Struct
There are no classes in the language, so structs are the next best option. Structs can be defined using the struct keyword and a label, which will then be used as the "type".
struct Fraction {
int numerator
int denominator
}
Fraction myFrac = {.numerator: 10, .denominator: 31}Members of a struct can be accessed with <struct>.<member>, and you can loop over the members of a struct with a for loop:
for (mem, val) in myFrac {
print(mem, val)
}
// prints:
// numerator 10
// denominator 31If your struct is mutable, you can update any of its members:
mut Fraction myFrac = {.numerator: 1, .denominator: 10}
myFrac.numerator *= 2
myFrac == Fraction{.numerator: 2, .denominator: 10}Structs can also have "methods", which are the same as functions but with the first value being filled as the struct it is being used on. This means that structs cannot be modified themselves by methods, as the arguments to functions are immutable. Instead, each method must return the modified struct, which can then be reassigned to the original struct.
struct Fraction {
int numerator
int denominator
fn addToNum(int a) -> Self {
mut Self newFrac = self
newFrac.numerator = self.numerator + a
return newFrac
}
}
mut Fraction myFrac = {.numerator: 10, .denominator: 31}
myFrac = myFrac.addToNum(5) // have to reassign
myFrac == Fraction{.numerator: 15, .denominator: 31}You can use the Self type and the self keyword within method definitions to refer to the struct type and the struct itself, respectively.

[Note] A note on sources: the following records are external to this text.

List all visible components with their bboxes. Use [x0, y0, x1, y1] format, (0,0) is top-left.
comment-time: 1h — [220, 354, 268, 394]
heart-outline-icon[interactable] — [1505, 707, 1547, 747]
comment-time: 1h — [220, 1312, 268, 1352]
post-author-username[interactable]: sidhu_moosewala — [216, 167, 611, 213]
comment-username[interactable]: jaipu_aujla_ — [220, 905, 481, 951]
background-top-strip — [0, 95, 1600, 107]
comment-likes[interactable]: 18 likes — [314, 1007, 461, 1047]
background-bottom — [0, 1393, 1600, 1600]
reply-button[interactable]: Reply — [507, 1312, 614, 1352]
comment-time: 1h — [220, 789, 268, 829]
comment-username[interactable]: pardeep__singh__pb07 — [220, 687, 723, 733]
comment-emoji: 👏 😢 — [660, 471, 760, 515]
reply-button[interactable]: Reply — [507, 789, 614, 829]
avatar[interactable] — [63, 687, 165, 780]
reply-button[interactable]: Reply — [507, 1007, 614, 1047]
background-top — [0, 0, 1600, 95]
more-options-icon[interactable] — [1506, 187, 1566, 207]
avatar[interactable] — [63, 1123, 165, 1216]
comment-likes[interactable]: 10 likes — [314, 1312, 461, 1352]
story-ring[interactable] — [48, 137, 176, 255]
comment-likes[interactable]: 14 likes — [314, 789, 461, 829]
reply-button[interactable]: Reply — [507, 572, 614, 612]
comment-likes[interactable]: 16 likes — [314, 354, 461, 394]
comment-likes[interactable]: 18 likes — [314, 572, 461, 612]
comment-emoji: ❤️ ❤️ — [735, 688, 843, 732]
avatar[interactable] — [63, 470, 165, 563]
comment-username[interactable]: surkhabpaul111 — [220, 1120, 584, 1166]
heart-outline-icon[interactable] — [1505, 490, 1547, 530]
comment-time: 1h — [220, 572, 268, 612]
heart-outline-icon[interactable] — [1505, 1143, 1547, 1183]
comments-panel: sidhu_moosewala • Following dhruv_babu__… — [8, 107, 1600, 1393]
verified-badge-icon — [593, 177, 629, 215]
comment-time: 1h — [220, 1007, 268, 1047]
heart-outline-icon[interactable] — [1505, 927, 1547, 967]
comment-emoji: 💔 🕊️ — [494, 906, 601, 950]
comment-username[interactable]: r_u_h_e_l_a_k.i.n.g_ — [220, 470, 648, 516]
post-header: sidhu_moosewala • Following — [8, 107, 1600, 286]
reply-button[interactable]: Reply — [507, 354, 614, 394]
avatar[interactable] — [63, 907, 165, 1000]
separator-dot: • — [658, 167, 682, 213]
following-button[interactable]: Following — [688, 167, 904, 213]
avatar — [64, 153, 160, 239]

Realistically, methods are just a convenience feature, and generally it would be clearer to write them as functions, though there are certain cases where they may be useful, such as in pattern matching.
As functions are values, you can store functions in structs as a value:
struct Fraction {
int numerator
int denominator
(fn(Self, int) -> Self) multiply
}
fn multiply(Fraction a, int b) -> Fraction {
return Fraction{
.numerator: a.numerator * b,
.denominator: a.denominator,
.multiply: multiply,
}
}
mut Fraction myFrac = {
.numerator: 1,
.denominator: 5,
.multiply: multiply
}
myFrac = myFrac.multiply(myFrac, 2)
myFrac == Fraction{
.numerator: 2,
.denominator: 5,
.multiply: multiply
}As the function is being used as a value, it must be included in every initialisation of the struct. Function values cannot be used in pattern matching like methods are to test the value, and do not prefill the first value with the struct itself. However, you can use the Self type in function signatures to refer to the struct type.
Additionally, since these functions are used as values, you cannot declare them inline, and you must declare them during initialisation. This can have some benefits, such as including different implementations for different structs of the same type:
struct MyStruct {
int val
(fn(Self, int) -> int) function
}
fn add(MyStruct str, int num) -> int {
return str.val + num
}
fn multiply(MyStruct str, int num) -> int {
return str.val * num
}
MyStruct addingStruct = { .val: 1, .function: add }
MyStruct multiplyingStruct = { .val: 1, .function: multiply }Structs are similar to objects in object-oriented languages, but their behavior and representation in memory is that of a struct, since you cannot add more keys than are defined in the struct like you can with objects, and methods are actually functions with the first parameter (self) prefilled with the struct itself, and cannot mutate the struct directly.